I won't write so much detail on this day's work since my mind was not totally on the job due to a splitting migraine and being on a (silly) juicing fast. I had to really deal with self -judgment and feelings of failure etc which always escalate to other depressive thoughts. Hey ho! Just get on with it. The group were very supportive.

To the left is a black and white photo, and above is my charcoal drawing.

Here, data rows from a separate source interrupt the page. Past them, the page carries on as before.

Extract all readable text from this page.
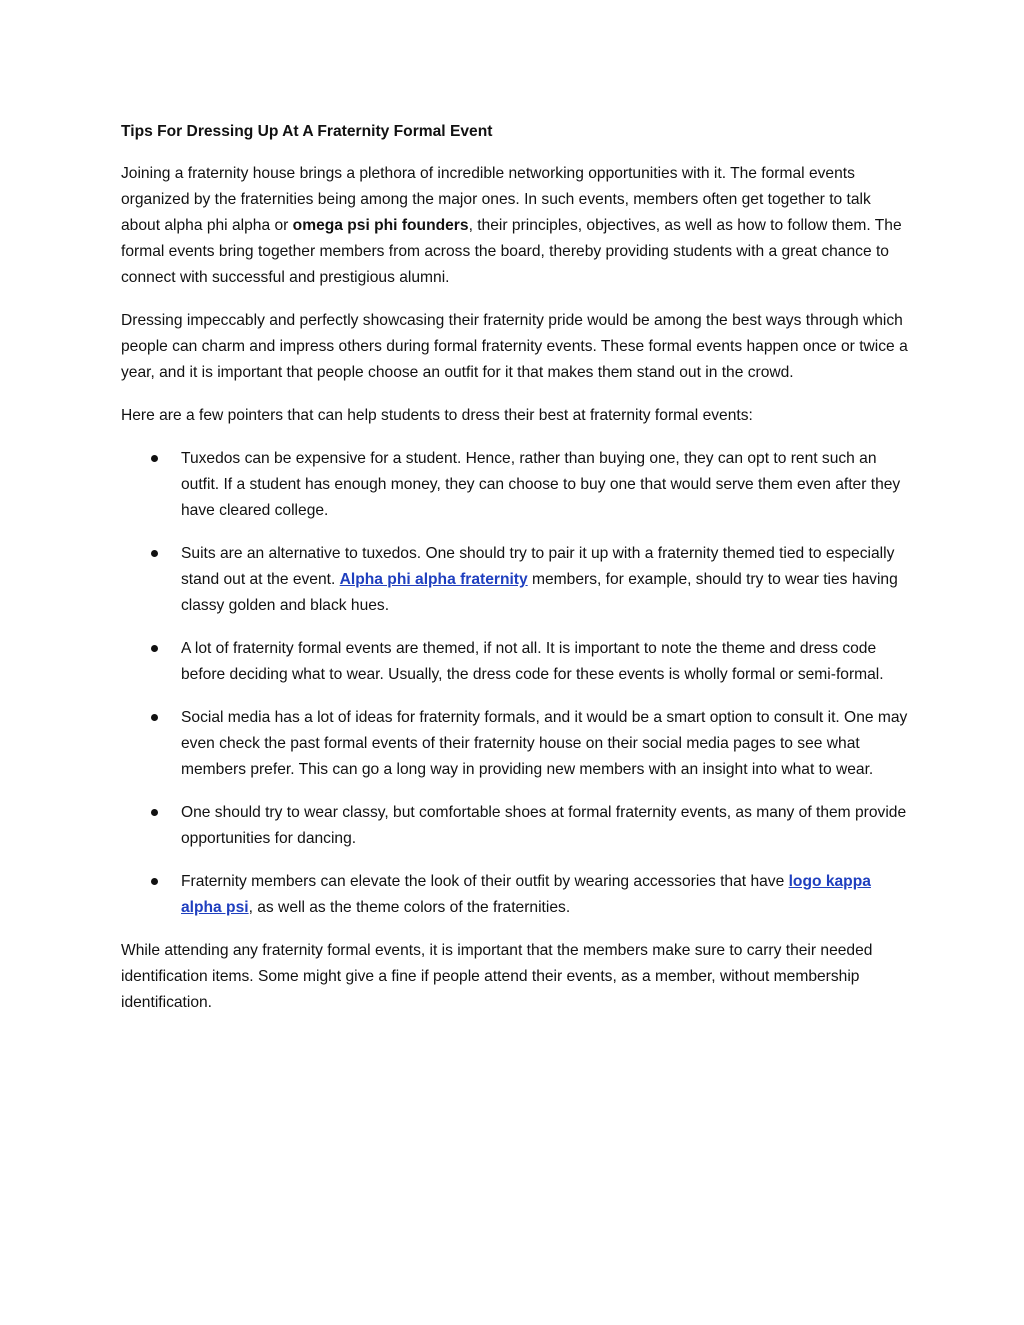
Tips For Dressing Up At A Fraternity Formal Event

Joining a fraternity house brings a plethora of incredible networking opportunities with it. The formal events organized by the fraternities being among the major ones. In such events, members often get together to talk about alpha phi alpha or omega psi phi founders, their principles, objectives, as well as how to follow them. The formal events bring together members from across the board, thereby providing students with a great chance to connect with successful and prestigious alumni.

Dressing impeccably and perfectly showcasing their fraternity pride would be among the best ways through which people can charm and impress others during formal fraternity events. These formal events happen once or twice a year, and it is important that people choose an outfit for it that makes them stand out in the crowd.

Here are a few pointers that can help students to dress their best at fraternity formal events:

Tuxedos can be expensive for a student. Hence, rather than buying one, they can opt to rent such an outfit. If a student has enough money, they can choose to buy one that would serve them even after they have cleared college.
Suits are an alternative to tuxedos. One should try to pair it up with a fraternity themed tied to especially stand out at the event. Alpha phi alpha fraternity members, for example, should try to wear ties having classy golden and black hues.
A lot of fraternity formal events are themed, if not all. It is important to note the theme and dress code before deciding what to wear. Usually, the dress code for these events is wholly formal or semi-formal.
Social media has a lot of ideas for fraternity formals, and it would be a smart option to consult it. One may even check the past formal events of their fraternity house on their social media pages to see what members prefer. This can go a long way in providing new members with an insight into what to wear.
One should try to wear classy, but comfortable shoes at formal fraternity events, as many of them provide opportunities for dancing.
Fraternity members can elevate the look of their outfit by wearing accessories that have logo kappa alpha psi, as well as the theme colors of the fraternities.

While attending any fraternity formal events, it is important that the members make sure to carry their needed identification items. Some might give a fine if people attend their events, as a member, without membership identification.
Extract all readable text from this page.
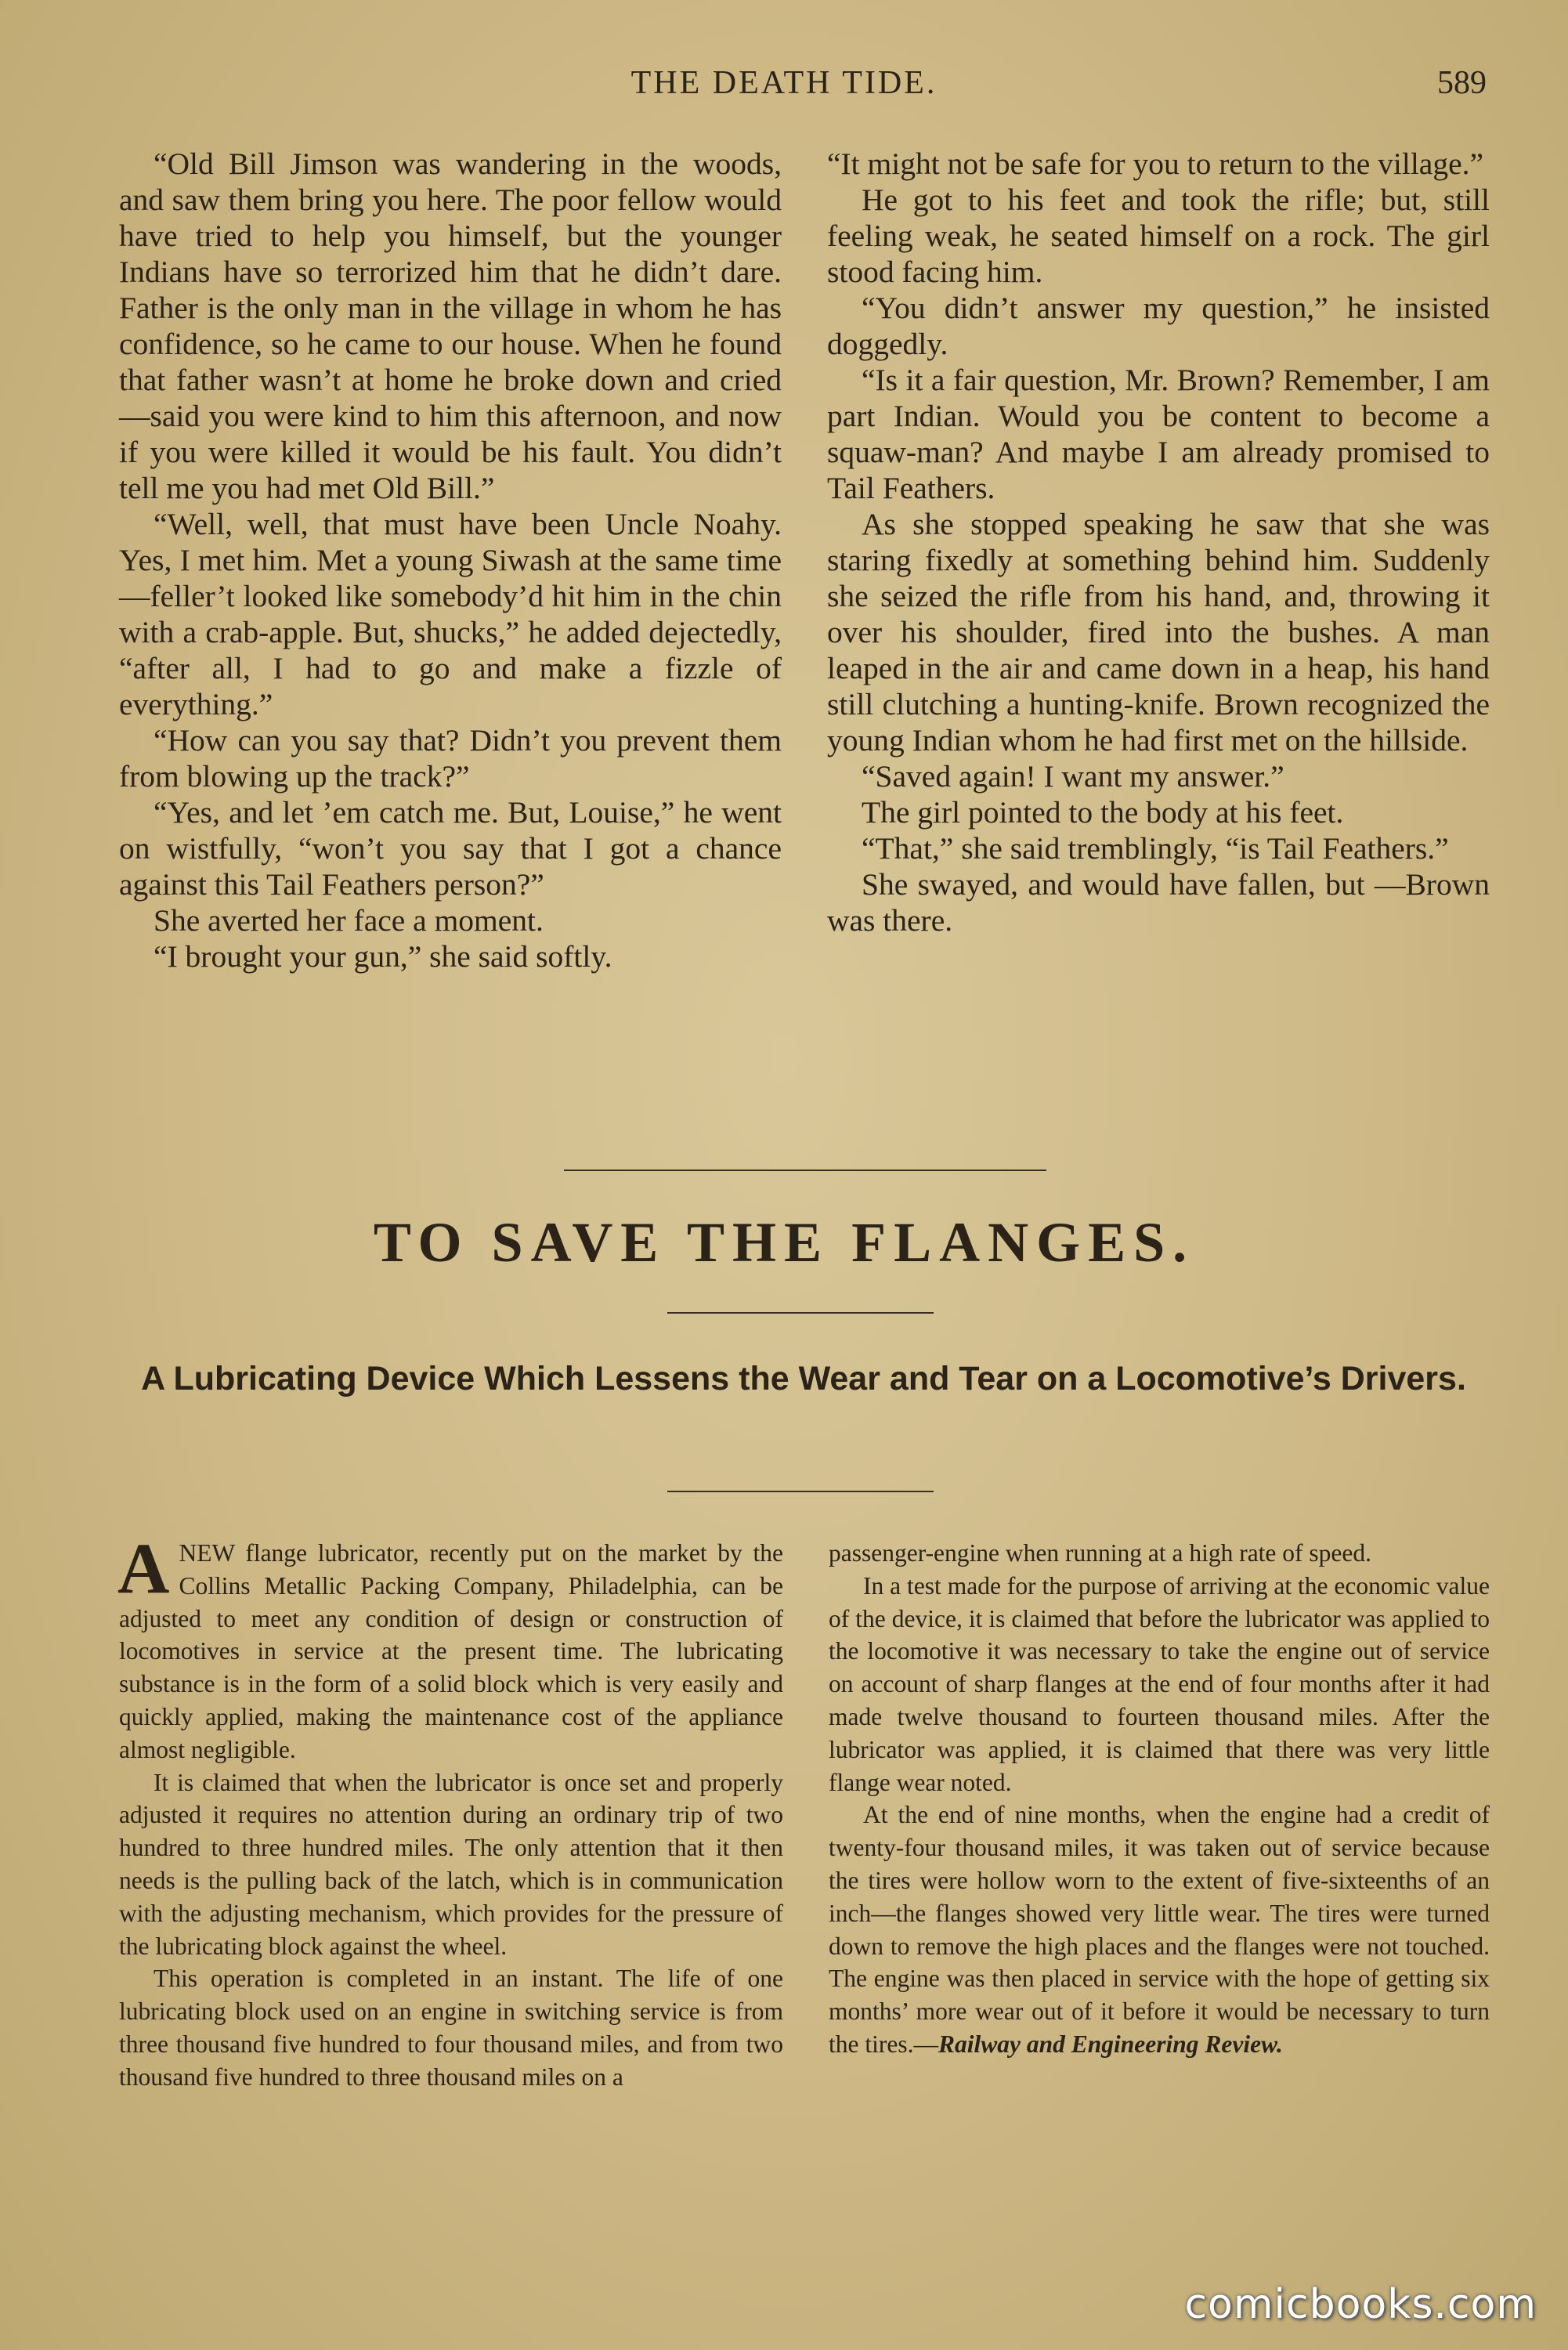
THE DEATH TIDE.	589

“Old Bill Jimson was wandering in the woods, and saw them bring you here. The poor fellow would have tried to help you himself, but the younger Indians have so terrorized him that he didn’t dare. Father is the only man in the village in whom he has confidence, so he came to our house. When he found that father wasn’t at home he broke down and cried—said you were kind to him this afternoon, and now if you were killed it would be his fault. You didn’t tell me you had met Old Bill.”

“Well, well, that must have been Uncle Noahy. Yes, I met him. Met a young Siwash at the same time—feller’t looked like somebody’d hit him in the chin with a crab-apple. But, shucks,” he added dejectedly, “after all, I had to go and make a fizzle of everything.”

“How can you say that? Didn’t you prevent them from blowing up the track?”

“Yes, and let ’em catch me. But, Louise,” he went on wistfully, “won’t you say that I got a chance against this Tail Feathers person?”

She averted her face a moment.

“I brought your gun,” she said softly.

“It might not be safe for you to return to the village.”

He got to his feet and took the rifle; but, still feeling weak, he seated himself on a rock. The girl stood facing him.

“You didn’t answer my question,” he insisted doggedly.

“Is it a fair question, Mr. Brown? Remember, I am part Indian. Would you be content to become a squaw-man? And maybe I am already promised to Tail Feathers.

As she stopped speaking he saw that she was staring fixedly at something behind him. Suddenly she seized the rifle from his hand, and, throwing it over his shoulder, fired into the bushes. A man leaped in the air and came down in a heap, his hand still clutching a hunting-knife. Brown recognized the young Indian whom he had first met on the hillside.

“Saved again! I want my answer.”

The girl pointed to the body at his feet.

“That,” she said tremblingly, “is Tail Feathers.”

She swayed, and would have fallen, but —Brown was there.

TO SAVE THE FLANGES.
A Lubricating Device Which Lessens the Wear and Tear on a Locomotive’s Drivers.

ANEW flange lubricator, recently put on the market by the Collins Metallic Packing Company, Philadelphia, can be adjusted to meet any condition of design or construction of locomotives in service at the present time. The lubricating substance is in the form of a solid block which is very easily and quickly applied, making the maintenance cost of the appliance almost negligible.

It is claimed that when the lubricator is once set and properly adjusted it requires no attention during an ordinary trip of two hundred to three hundred miles. The only attention that it then needs is the pulling back of the latch, which is in communication with the adjusting mechanism, which provides for the pressure of the lubricating block against the wheel.

This operation is completed in an instant. The life of one lubricating block used on an engine in switching service is from three thousand five hundred to four thousand miles, and from two thousand five hundred to three thousand miles on a

passenger-engine when running at a high rate of speed.

In a test made for the purpose of arriving at the economic value of the device, it is claimed that before the lubricator was applied to the locomotive it was necessary to take the engine out of service on account of sharp flanges at the end of four months after it had made twelve thousand to fourteen thousand miles. After the lubricator was applied, it is claimed that there was very little flange wear noted.

At the end of nine months, when the engine had a credit of twenty-four thousand miles, it was taken out of service because the tires were hollow worn to the extent of five-sixteenths of an inch—the flanges showed very little wear. The tires were turned down to remove the high places and the flanges were not touched. The engine was then placed in service with the hope of getting six months’ more wear out of it before it would be necessary to turn the tires.—Railway and Engineering Review.

comicbooks.com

He always tells us to embrace the drips and blotches that come with the inking-in step, but I think this one's drips and splodges (eg under the bell) haven't quite added but rather detracted.

Steps were:

1- map out the composition from the real life set up, or checking your drawing (didn't quite get this bit)

2 - get the measuring right, with paintbrush, (I find this SO hard) particularly on large paper

3- start to map out darker areas with charcoal then very very very light wash indian ink (the water on the brush swooshes the charcoal around and makes it darker

4 - wait for paper to dry

5 - pick out lightest areas to encircle with white chalk

6 -start to work back in with charcoal and even black chalk to get more tone.

He also told me off for not leaving the oil can alone (tope right corner) and making it darker - I had wrongly assumed I needed to bring all objects to the same state of completion, ie depth of tone to match the darkness of the bell, BUT he taught me that actually areas of variation of finished-ness might be more what creates interest, if you see what I mean.

It was hard because you're not supposed to rub in the charcoal to create blending really. Also, I wished I'd used the ink more carefully and sparingly. This can really add to the stylistic authenticity if used well.

For example - I am obsessed with my colleague Bridget's jug below :

and look at this one! They both feel so self-assured...

I feel I ought to practice at home this week, I feel I'm falling behind!! Not enough time though. I wonder what's we'll do next week.

Meanwhile I'm reading previous City Lit's students' blogs of the same course at the same time.